Embora seja nosso princípio respeitarmos os poderes constituídos, alheando-nos
colectivamente de toda a preocupação partidária, o certo é que a nossa obra em
Portugal, nestes últimos 40 anos, nos dispensa, por certo, de fazermos agora
declaração de adesão aos princípios republicanos”. (O Mensageiro, Outubro de 1910)
Esta
saudação merece um comentário sobre o facto de a delegação representar apenas
igrejas protestantes do norte do país. A verdade é que não havia, e continua a
não haver, nenhuma organização que possa representar todos os protestantes
portugueses. Mas o silêncio que se fez entre os protestantes a nível nacional
quando esta saudação foi publicada e o comportamento geral do Protestantismo,
como veremos em seguida, leva-nos a crer que as palavras desta saudação, não
reparando no estilo ditirâmbico da oratória da época, as palavras desta
saudação veiculavam um sentimento sincero de alegria pela implantação da
República.
Havia uma certa, digamos, predisposição
histórica já nos pioneiros do Protestantismo em Portugal, ainda no século XIX,
para simpatizarem com o regime republicano. Portugal era uma Monarquia quando o
Protestantismo começou a ter seguidores entre nós (a primeira igreja organizada
foi em 1845), e nessa Monarquia a Igreja Católica tinha um lugar central e privilegiado. A Carta
Constitucional, que era o documento fundamental do Estado português, no seu
artigo 6º, estabelecia que o Catolicismo era a religião dos portugueses e
considerava-se ilegal a um nacional seguir outra religião. Com base neste
princípio constitucional, o tribunal do Funchal decretou, durante as tremendas
perseguições aos calvinistas de 1945-46, a pena de norte a uma mulher que
ousara abjurar do Catolicismo e converter-se ao Protestantismo, e que só não
foi executada porque a Relação de Lisboa comutou a pena. Então, aos olhos das
primeiras gerações de protestantes portugueses, o Catolicismo e a Monarquia
formavam um bloco e repudiar um significava, potencialmente, ao menos, repudiar
o outro. Rejeitar o Catolicismo era rejeitar o Estado confessional católico.

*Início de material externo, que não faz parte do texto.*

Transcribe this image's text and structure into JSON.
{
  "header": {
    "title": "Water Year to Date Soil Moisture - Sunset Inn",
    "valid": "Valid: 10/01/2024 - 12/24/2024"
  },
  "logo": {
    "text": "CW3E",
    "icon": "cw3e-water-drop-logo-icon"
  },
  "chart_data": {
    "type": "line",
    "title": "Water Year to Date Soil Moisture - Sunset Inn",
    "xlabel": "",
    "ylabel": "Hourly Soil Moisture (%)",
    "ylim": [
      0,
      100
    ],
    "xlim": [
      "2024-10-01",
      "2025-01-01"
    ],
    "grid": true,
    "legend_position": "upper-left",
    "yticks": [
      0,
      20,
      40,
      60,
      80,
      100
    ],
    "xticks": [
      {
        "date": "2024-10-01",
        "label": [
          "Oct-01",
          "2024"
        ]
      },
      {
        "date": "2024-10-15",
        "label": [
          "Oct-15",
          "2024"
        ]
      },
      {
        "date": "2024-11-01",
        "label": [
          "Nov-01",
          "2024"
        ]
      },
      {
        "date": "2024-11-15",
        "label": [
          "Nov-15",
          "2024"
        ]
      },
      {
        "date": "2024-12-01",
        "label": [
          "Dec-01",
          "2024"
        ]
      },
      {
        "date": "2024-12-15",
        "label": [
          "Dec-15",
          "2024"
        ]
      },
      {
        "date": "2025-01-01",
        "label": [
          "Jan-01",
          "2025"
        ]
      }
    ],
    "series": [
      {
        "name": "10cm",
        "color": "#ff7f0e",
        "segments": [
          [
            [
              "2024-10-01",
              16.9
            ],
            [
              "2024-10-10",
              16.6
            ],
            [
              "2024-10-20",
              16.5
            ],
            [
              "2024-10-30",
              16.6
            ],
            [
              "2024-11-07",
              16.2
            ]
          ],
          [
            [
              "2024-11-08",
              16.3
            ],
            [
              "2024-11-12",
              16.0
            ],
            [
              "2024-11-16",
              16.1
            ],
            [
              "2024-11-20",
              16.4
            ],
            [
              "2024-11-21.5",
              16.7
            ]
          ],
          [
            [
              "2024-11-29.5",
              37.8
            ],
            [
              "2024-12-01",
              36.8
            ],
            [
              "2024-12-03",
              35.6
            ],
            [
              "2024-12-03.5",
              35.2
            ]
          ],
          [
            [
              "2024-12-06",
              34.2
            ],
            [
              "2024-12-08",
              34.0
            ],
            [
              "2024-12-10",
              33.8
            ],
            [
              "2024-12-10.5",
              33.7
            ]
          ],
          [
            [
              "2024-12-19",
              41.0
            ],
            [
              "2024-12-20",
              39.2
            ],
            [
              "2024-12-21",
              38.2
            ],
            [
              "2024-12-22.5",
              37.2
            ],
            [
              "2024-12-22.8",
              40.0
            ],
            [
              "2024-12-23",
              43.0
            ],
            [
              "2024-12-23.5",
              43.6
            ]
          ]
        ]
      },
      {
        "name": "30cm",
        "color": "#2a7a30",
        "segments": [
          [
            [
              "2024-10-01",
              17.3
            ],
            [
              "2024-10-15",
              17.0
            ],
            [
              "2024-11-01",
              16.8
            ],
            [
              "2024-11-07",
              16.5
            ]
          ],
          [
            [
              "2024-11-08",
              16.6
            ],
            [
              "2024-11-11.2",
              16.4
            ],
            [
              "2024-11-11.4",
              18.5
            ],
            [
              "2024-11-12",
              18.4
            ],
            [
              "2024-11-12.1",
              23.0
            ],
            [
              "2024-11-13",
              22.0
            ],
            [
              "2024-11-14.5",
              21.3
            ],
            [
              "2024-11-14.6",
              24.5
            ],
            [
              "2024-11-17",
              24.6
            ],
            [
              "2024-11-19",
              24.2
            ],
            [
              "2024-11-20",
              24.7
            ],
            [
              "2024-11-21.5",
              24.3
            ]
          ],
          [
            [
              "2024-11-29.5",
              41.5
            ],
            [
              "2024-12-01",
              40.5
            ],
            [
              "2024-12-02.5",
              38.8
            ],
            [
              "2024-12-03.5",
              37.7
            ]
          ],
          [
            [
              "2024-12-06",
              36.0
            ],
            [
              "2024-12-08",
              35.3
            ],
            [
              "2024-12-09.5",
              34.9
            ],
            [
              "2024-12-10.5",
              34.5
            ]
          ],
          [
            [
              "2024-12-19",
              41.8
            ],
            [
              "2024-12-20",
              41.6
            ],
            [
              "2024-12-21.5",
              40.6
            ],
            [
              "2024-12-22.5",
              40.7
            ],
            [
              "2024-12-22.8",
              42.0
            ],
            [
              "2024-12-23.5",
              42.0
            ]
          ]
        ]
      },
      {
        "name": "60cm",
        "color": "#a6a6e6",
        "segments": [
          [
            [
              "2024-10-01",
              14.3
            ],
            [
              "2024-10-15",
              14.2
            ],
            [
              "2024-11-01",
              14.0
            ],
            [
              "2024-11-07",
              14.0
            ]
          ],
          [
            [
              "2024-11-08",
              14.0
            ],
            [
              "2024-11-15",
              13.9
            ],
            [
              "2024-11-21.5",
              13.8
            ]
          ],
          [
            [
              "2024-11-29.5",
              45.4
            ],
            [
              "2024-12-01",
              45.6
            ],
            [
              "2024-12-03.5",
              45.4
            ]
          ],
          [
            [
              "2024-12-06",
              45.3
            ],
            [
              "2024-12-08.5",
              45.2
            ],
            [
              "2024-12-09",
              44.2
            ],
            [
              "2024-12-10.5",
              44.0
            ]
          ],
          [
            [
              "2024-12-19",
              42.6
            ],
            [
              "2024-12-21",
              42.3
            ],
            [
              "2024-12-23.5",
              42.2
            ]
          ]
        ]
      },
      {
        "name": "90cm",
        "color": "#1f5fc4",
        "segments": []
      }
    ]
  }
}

Aliás, o mesmo se dava com os pioneiros do Republicanismo: a Igreja Católica
estava de tal modo unida à Monarquia e à aristocracia que não se podia imaginar
a implantação em Portugal do regime republicano sem repudiar a Monarquia e
repudiar a Igreja Católico Romana, sua aliada. Os republicanos portugueses
tinham como modelo a Revolução Francesa, de 1789, que fez uma guerra sem
tréguas ao Catolicismo. Pode lamentar-se a visão anti-clerical
jacobina dos republicanos portugueses, que veio, com outros factores igualmente
ponderosos, a destruir a Primeira República, mas deve reconhecer-se que a
Igreja Católica do século XIX e nesses anos da Primeira República, em muitos
aspectos, merecia a reputação que tinha de reaccionária.
Membros
da Maçonaria
Por
outro lado, os grandes propagandistas da República eram membros da maçonaria –
e sabe-se que aderiram também à maçonaria alguns dos dirigentes do
Protestantismo desses dias.
De
qualquer forma, há um aspeto nessa luta renhida entre os republicanos e a Igreja
Católico-Romana que é preciso sublinhar. É que a “Questão Religiosa” então
levantada tomou medidas que afectavam quase que exclusivamente a Igreja
Católica e não as demais expressões religiosas existentes então no país, embora
a lei de 20 de Abril de 1911 se designasse da Separação das Igrejas do Estado.
Aliás, ainda antes da lei da Separação houve medidas tomadas pelo Governo
Provisório que já criaram um clima de antagonismo à hierarquia católica, como,
por exemplo, logo em 3 de Novembro, menos de um mês depois do começo do novo
regime, a publicação da Lei do Divórcio.
Na
verdade, algumas das restrições postas às Igrejas, principalmente na Lei da
Separação, já os protestantes as praticavam como convicções próprias da sua
confissão, como era o caso de não fazerem procissões, não usarem vestes talares
em público, de rejeitarem o sistema hierárquico de governo da Igreja. A Lei de
Separação abolia o subsídio do culto pelo Estado – mas isso não mexia com os
protestantes, que jamais haviam recebido cooperação financeira do Estado.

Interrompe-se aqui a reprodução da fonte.